Imaginary Partition function

[santale]

I have a partition function in euclidean quantum field theory. I have a parameter, let's say a charge, that I can change in the action that define the partition function.

I found that for small charge the partition function is positive, but there is a critical charge, above the one the partition function becomes negative.

Which is the meaning? Could this be interpreted as a phase transition?

General question: the partition function must be positive? which is the meaning of having an imaginary or negative partition function?

Thanks

 

[andrien]

How can you get a minus sign, the partition function always has the action part exponentiated. Or are you asking something else?

 

[santale]

1) My action has an imaginary current as interaction (due to Wick rotation in from the theory in Minkowski space).
2) From the symmetry if the action I know that the functional integral is positive so the partition function is well defined (it's like the integral of Exp(-x^2+ i x)
3) I want to extimate the partition function through the saddle point method. I find a critical point (that in my case is imaginary) and I expand the theory around it, calculating the second order variation.
4) For small charge, the second order variations are positive, but when I pass a critical charge I find two negative eigenvalues of the second order variation, that gives a factor minus 1 (the negativity of the partition function I refered).

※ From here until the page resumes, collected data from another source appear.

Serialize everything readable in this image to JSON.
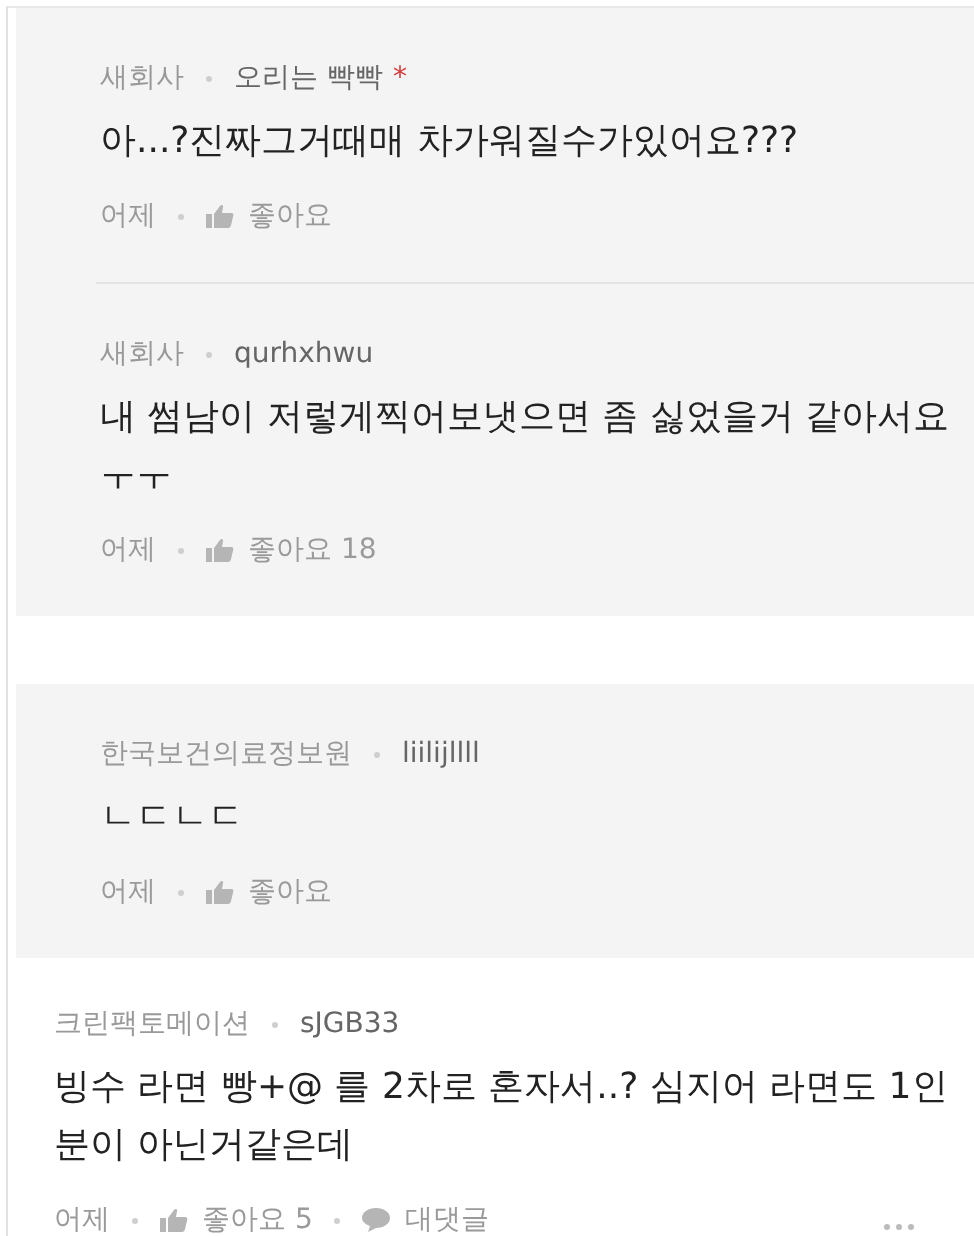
{
  "reply_groups": [
    {
      "replies": [
        {
          "company": "새회사",
          "author": "오리는 빡빡",
          "mark": "*",
          "body": "아...?진짜그거때매 차가워질수가있어요???",
          "time": "어제",
          "likes": "좋아요"
        },
        {
          "company": "새회사",
          "author": "qurhxhwu",
          "body": "내 썸남이 저렇게찍어보냇으면 좀 싫었을거 같아서요ㅜㅜ",
          "time": "어제",
          "likes": "좋아요 18"
        }
      ]
    },
    {
      "replies": [
        {
          "company": "한국보건의료정보원",
          "author": "liilijllll",
          "body": "ㄴㄷㄴㄷ",
          "time": "어제",
          "likes": "좋아요"
        }
      ]
    }
  ],
  "comment": {
    "company": "크린팩토메이션",
    "author": "sJGB33",
    "body": "빙수 라면 빵+@ 를 2차로 혼자서..? 심지어 라면도 1인분이 아닌거같은데",
    "time": "어제",
    "likes": "좋아요 5",
    "reply_label": "대댓글"
  }
}
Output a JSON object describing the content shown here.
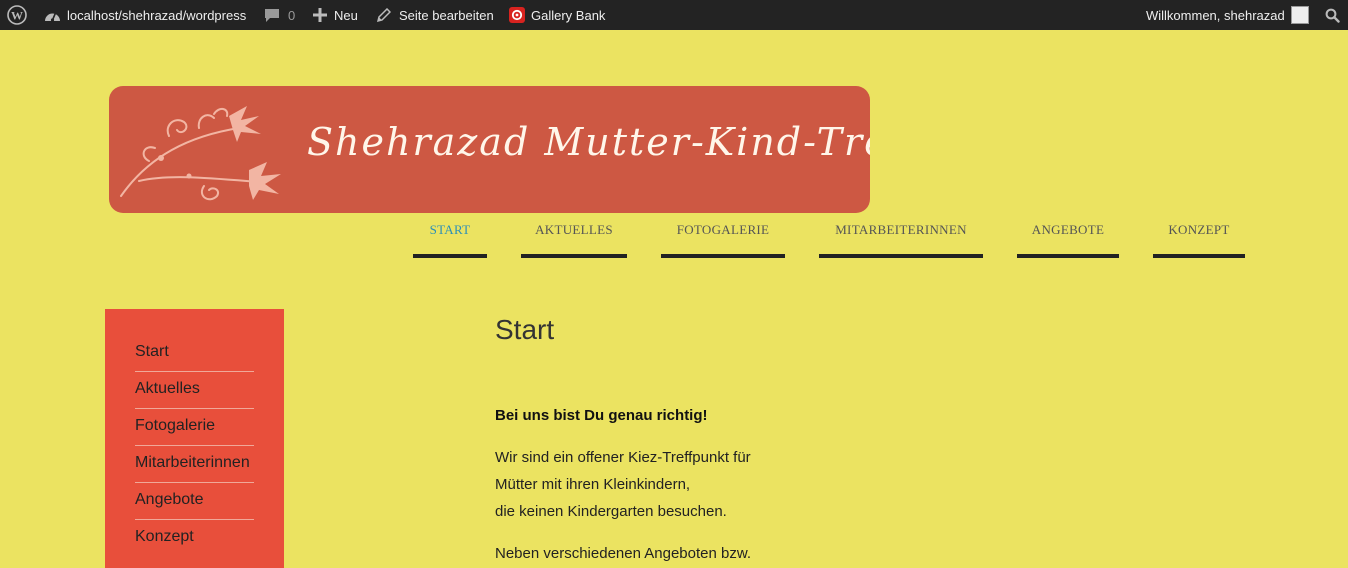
{
  "admin_bar": {
    "site_url": "localhost/shehrazad/wordpress",
    "comments_count": "0",
    "new_label": "Neu",
    "edit_label": "Seite bearbeiten",
    "gallery_label": "Gallery Bank",
    "greeting": "Willkommen, shehrazad",
    "icons": [
      "wordpress-logo-icon",
      "dashboard-icon",
      "comment-icon",
      "plus-icon",
      "pencil-icon",
      "gallery-bank-icon",
      "search-icon"
    ]
  },
  "header": {
    "title": "Shehrazad Mutter-Kind-Treff",
    "colors": {
      "banner": "#cd5843",
      "page_bg": "#ebe361"
    }
  },
  "nav": {
    "items": [
      {
        "label": "START"
      },
      {
        "label": "AKTUELLES"
      },
      {
        "label": "FOTOGALERIE"
      },
      {
        "label": "MITARBEITERINNEN"
      },
      {
        "label": "ANGEBOTE"
      },
      {
        "label": "KONZEPT"
      }
    ],
    "active_index": 0,
    "active_color": "#2b8fb8"
  },
  "sidebar": {
    "items": [
      {
        "label": "Start"
      },
      {
        "label": "Aktuelles"
      },
      {
        "label": "Fotogalerie"
      },
      {
        "label": "Mitarbeiterinnen"
      },
      {
        "label": "Angebote"
      },
      {
        "label": "Konzept"
      }
    ],
    "color": "#e84f3b"
  },
  "content": {
    "title": "Start",
    "lead": "Bei uns bist Du  genau richtig!",
    "p1_line1": "Wir sind ein offener Kiez-Treffpunkt für",
    "p1_line2": "Mütter mit ihren Kleinkindern,",
    "p1_line3": "die keinen Kindergarten besuchen.",
    "p2_line1": "Neben verschiedenen Angeboten bzw."
  }
}
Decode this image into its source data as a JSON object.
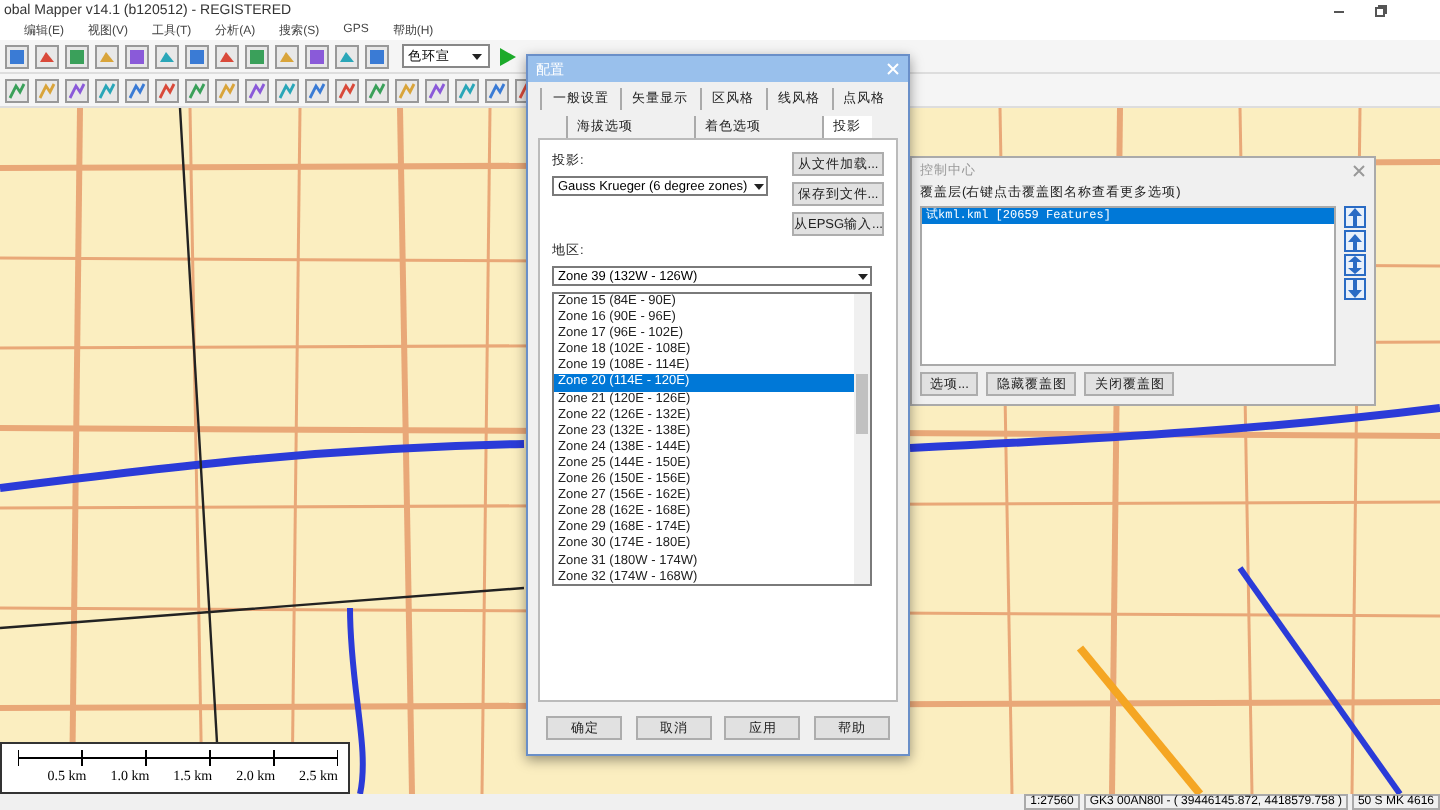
{
  "window": {
    "title": "obal Mapper v14.1 (b120512) - REGISTERED"
  },
  "menu": [
    "编辑(E)",
    "视图(V)",
    "工具(T)",
    "分析(A)",
    "搜索(S)",
    "GPS",
    "帮助(H)"
  ],
  "toolbar": {
    "combo": "色环宣"
  },
  "map": {
    "scale_labels": [
      "0.5 km",
      "1.0 km",
      "1.5 km",
      "2.0 km",
      "2.5 km"
    ]
  },
  "config_dialog": {
    "title": "配置",
    "tab_rows": [
      [
        {
          "label": "一般设置",
          "selected": false
        },
        {
          "label": "矢量显示",
          "selected": false
        },
        {
          "label": "区风格",
          "selected": false
        },
        {
          "label": "线风格",
          "selected": false
        },
        {
          "label": "点风格",
          "selected": false
        }
      ],
      [
        {
          "label": "海拔选项",
          "selected": false
        },
        {
          "label": "着色选项",
          "selected": false
        },
        {
          "label": "投影",
          "selected": true
        }
      ]
    ],
    "projection_label": "投影:",
    "projection": "Gauss Krueger (6 degree zones)",
    "side_buttons": [
      "从文件加载...",
      "保存到文件...",
      "从EPSG输入..."
    ],
    "zone_label": "地区:",
    "zone_value": "Zone 39 (132W - 126W)",
    "zone_options": [
      {
        "label": "Zone 15 (84E - 90E)",
        "selected": false
      },
      {
        "label": "Zone 16 (90E - 96E)",
        "selected": false
      },
      {
        "label": "Zone 17 (96E - 102E)",
        "selected": false
      },
      {
        "label": "Zone 18 (102E - 108E)",
        "selected": false
      },
      {
        "label": "Zone 19 (108E - 114E)",
        "selected": false
      },
      {
        "label": "Zone 20 (114E - 120E)",
        "selected": true
      },
      {
        "label": "Zone 21 (120E - 126E)",
        "selected": false
      },
      {
        "label": "Zone 22 (126E - 132E)",
        "selected": false
      },
      {
        "label": "Zone 23 (132E - 138E)",
        "selected": false
      },
      {
        "label": "Zone 24 (138E - 144E)",
        "selected": false
      },
      {
        "label": "Zone 25 (144E - 150E)",
        "selected": false
      },
      {
        "label": "Zone 26 (150E - 156E)",
        "selected": false
      },
      {
        "label": "Zone 27 (156E - 162E)",
        "selected": false
      },
      {
        "label": "Zone 28 (162E - 168E)",
        "selected": false
      },
      {
        "label": "Zone 29 (168E - 174E)",
        "selected": false
      },
      {
        "label": "Zone 30 (174E - 180E)",
        "selected": false
      },
      {
        "label": "Zone 31 (180W - 174W)",
        "selected": false
      },
      {
        "label": "Zone 32 (174W - 168W)",
        "selected": false
      }
    ],
    "footer_buttons": [
      "确定",
      "取消",
      "应用",
      "帮助"
    ]
  },
  "control_center": {
    "title": "控制中心",
    "hint": "覆盖层(右键点击覆盖图名称查看更多选项)",
    "layers": [
      {
        "label": "试kml.kml [20659 Features]",
        "selected": true
      }
    ],
    "buttons": [
      "选项...",
      "隐藏覆盖图",
      "关闭覆盖图"
    ]
  },
  "status_bar": {
    "fields": [
      "1:27560",
      "GK3 00AN80l - ( 39446145.872, 4418579.758 )",
      "50 S MK 4616"
    ]
  }
}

The question is: what does imply the fact that in this case the fact I have a negative contribution? Phase transition? The critical point around the one I was expanding the theory is no more good for large charge?

Thanks

 

[andrien]

You can evaluate the integral in closed form here, it will not be negative. Saddle point method is approximate, also which charge are you talking about? Are you using a scalar field theory with Wick rotation and coupling as charge, then it does not have a critical point.

 

[santale]

The action is Euclidean Yang Mills couled with an heavy static source (this is the imaginary current):
$$F_{\mu\nu}F^{\mu\nu}+i\delta_{\mu0}A_{\mu}$$

Solving the euclidean yang mills equation, I have an imaginary solution.